Censorship of private data from log messages is a growing problem for those who access the unified log. A quick sample of 12 separate minute-long log excerpts taken throughout a day’s use of an iMac Pro shows the proportion of log entries censored with <private> ranged from 1-19%. In one period, 1636 log entries were censored from a total of 8638. Log entries occurred in these samples at frequencies ranging from 1150 to 27281 per minute, giving a good idea of one of the other problems of accessing the unified log.

Those figures are totals for all log entries, including signposts and activities. When you look at specific subsystems, the picture can be far worse. Messages from OpenDirectory, DiskArbitration and iCloud-related subsystems are particularly frequently censored. Hardly any log entries made by diskarbitrationd contain usable information in their message field. Trying to diagnose disk, iCloud and OpenDirectory problems from the unified log is almost impossible as a result. For those, we have generally relied on being able to disable log censorship.

In Catalina, Apple has removed that option to disable censorship. Saagar Jha has discovered that the only way to disable censorship now is to put macOS into a special diagnostic mode intended for use exclusively by Apple engineers. George Garside has packaged Saagar Jha’s code into a command tool which can be used to remove censorship in Catalina’s log. I’m very grateful to Moritz and Christoph for pointing these out to me.

I now face a problem with my free iCloud utility Cirrus, which provides a diagnostic log browser tailored for iCloud problems, with the ability in Mojave and earlier to turn log censorship off. That no longer works in Catalina. Should I incorporate Saagar Jha’s method of accomplishing this in 10.15?

I have regretfully decided that, as the Catalina workaround for disabling log censorship depends on an undocumented diagnostic mode whose side-effects are unknown, Cirrus will not attempt that. This makes diagnosing and addressing problems with iCloud much more difficult, and more users will have to resort to the well-worn Apple Support approach of just turning it off and back on again, and hoping for the best. With the spate of iCloud problems reported from those who have upgraded to Catalina, this is particularly ill-timed. It’s not as if Apple provides any alternative: iCloud is one service for which it appears to have completely forgotten to provide any diagnostics or utilities.

There’s another general issue here: many of those log entries containing <private> shouldn’t be appearing in release versions of macOS in the first place. The most obvious are entries whose entire message consists of <private>. These can now only contain useful information when collected from Macs which have been put into Apple’s internal diagnostic mode; the established convention is that such log entries are only made from debug versions of that software, or these meaningless stub entries just clutter up the log and make its use harder for everyone else.

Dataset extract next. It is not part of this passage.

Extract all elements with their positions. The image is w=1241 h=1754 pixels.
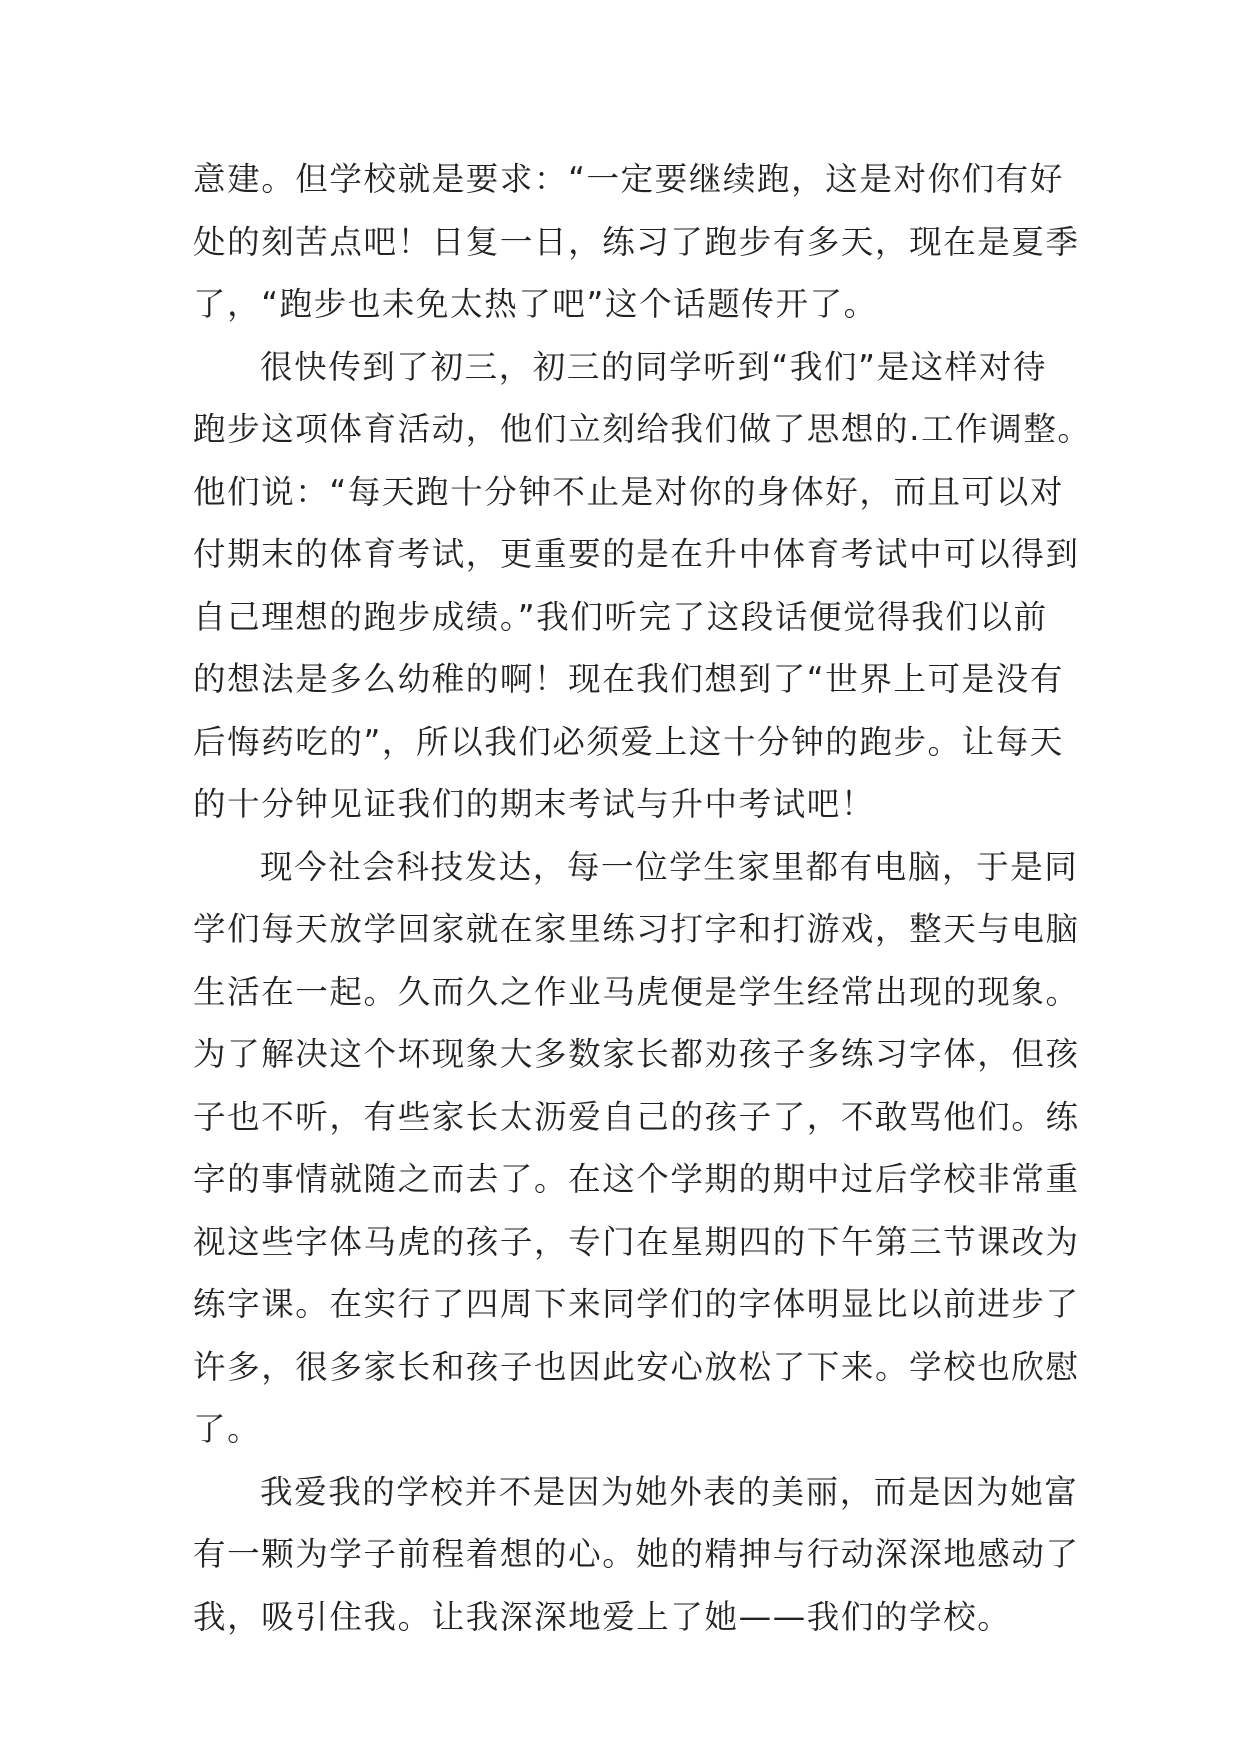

The unified log is not Apple’s <private> playground. It’s a shared space, with users diagnosing problems, developers hunting bugs, support staff fixing glitches, and system administrators managing their networks. For us all to get benefit from our logs, Apple needs to provide a supported means of temporarily disabling this censorship in the unified log. If it won’t, then it’s time for Apple to admit openly that it doesn’t really want anyone else using the unified log.